The index.html is a simple html file, and can be run in any browser.
The search suggestions API for elasticsearch is provided by es.py. It uses hug.rest.
pip3 install hug -U
Start the file by using
hug -f filename
For our project, we have es.py and solr.py. We need to host them on two differenct ports
hug -f es.py -p 8000
hug -f solr.py -p 8001
Download and run elasticsearch from here. Version 7.6.2 is used in this project.

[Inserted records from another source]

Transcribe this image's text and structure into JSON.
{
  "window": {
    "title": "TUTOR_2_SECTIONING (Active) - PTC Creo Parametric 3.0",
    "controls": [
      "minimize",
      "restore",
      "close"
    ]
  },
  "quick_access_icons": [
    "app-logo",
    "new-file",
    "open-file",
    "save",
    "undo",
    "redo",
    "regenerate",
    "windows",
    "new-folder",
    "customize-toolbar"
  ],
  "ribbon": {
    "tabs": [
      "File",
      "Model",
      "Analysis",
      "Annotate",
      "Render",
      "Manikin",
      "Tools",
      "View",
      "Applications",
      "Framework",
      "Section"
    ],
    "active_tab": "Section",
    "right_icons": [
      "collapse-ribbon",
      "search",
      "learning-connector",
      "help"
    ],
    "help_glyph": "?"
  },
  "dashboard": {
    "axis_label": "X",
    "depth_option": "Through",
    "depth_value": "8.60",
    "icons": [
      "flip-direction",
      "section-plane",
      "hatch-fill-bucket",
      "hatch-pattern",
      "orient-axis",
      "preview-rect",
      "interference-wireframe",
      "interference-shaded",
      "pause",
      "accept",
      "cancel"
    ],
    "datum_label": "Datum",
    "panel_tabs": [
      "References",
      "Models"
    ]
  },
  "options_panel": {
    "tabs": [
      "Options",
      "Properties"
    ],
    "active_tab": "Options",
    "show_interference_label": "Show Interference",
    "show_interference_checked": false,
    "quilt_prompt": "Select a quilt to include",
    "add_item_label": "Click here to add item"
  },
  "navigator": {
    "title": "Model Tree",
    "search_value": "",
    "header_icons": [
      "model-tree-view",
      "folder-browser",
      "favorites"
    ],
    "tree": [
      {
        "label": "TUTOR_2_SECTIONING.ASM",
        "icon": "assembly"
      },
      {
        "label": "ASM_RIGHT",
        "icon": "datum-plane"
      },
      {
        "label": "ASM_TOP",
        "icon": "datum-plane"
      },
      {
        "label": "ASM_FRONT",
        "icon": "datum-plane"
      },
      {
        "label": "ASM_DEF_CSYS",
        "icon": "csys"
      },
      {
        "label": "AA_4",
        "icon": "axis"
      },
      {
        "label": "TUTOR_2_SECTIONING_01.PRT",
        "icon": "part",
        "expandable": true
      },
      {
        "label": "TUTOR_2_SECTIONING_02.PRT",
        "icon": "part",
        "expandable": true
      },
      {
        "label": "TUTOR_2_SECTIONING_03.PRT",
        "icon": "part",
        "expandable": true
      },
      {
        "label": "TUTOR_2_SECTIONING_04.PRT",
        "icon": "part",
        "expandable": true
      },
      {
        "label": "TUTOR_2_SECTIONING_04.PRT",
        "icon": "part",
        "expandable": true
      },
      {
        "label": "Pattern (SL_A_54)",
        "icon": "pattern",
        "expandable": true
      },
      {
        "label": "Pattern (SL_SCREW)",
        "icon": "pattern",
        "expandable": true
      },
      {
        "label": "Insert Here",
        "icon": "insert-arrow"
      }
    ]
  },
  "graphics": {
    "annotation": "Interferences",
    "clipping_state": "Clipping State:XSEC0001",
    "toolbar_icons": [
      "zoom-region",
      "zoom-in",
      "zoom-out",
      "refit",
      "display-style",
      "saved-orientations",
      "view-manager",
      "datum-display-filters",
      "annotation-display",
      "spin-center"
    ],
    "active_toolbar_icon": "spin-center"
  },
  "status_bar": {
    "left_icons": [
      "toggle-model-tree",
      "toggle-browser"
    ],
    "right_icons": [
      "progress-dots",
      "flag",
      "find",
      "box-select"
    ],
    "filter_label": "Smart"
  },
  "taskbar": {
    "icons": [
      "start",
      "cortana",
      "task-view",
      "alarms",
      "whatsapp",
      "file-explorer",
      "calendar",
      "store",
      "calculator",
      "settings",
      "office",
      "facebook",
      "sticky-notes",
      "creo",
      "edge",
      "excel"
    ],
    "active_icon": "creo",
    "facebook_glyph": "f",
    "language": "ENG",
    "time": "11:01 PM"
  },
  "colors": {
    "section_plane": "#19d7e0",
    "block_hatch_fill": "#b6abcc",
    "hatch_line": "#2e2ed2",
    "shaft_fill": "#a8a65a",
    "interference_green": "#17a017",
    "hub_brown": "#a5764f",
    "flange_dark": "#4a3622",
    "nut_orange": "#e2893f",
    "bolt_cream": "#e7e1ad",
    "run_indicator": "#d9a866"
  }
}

The elasticsearch python client is used in the suggestion API. The client can be installed using
pip3 install elasticsearch
To start the elasticsearch server, run
path/to/elasticsearch-7.6.2/bin/elasticsearch
Create the mapping using the following:
curl -H "Content-Type: application/json" -X PUT "localhost:9200/my-index" -d '{
"mappings": {
"properties": {
"age": {
"type": "float"
},
"name": {
"type": "search_as_you_type"
},
"name1": {
"type": "completion"
}
}
}
}'
To delete the index:
curl -X DELETE "localhost:9200/my-index"
Instuctions about installing and setting up solr can be found here. Version 8.5.1 is used in this project.
The pysolr python client is used in the suggestion API. The client can be installed using
pip3 install pysolr
NOTE
pysolr is currently used only for addition of new docs. Searching is done using urllib.request.read().
To start the solr server, run
path/to/solr-8.5.1/bin/solr start -c
Create the my-index collection using
path/to/solr-8.5.1/bin/solr create -c my-index
This index is now created with _default configset, one shard and one replica. This can be changed by using the options
- -s => number of shards
- -rf => replication factor
- -d => config directory
Currently, the schema used is default. Changes will be made during further testing.
To delete the collection:
path/to/solr-8.5.1/bin/solr delete -c my-index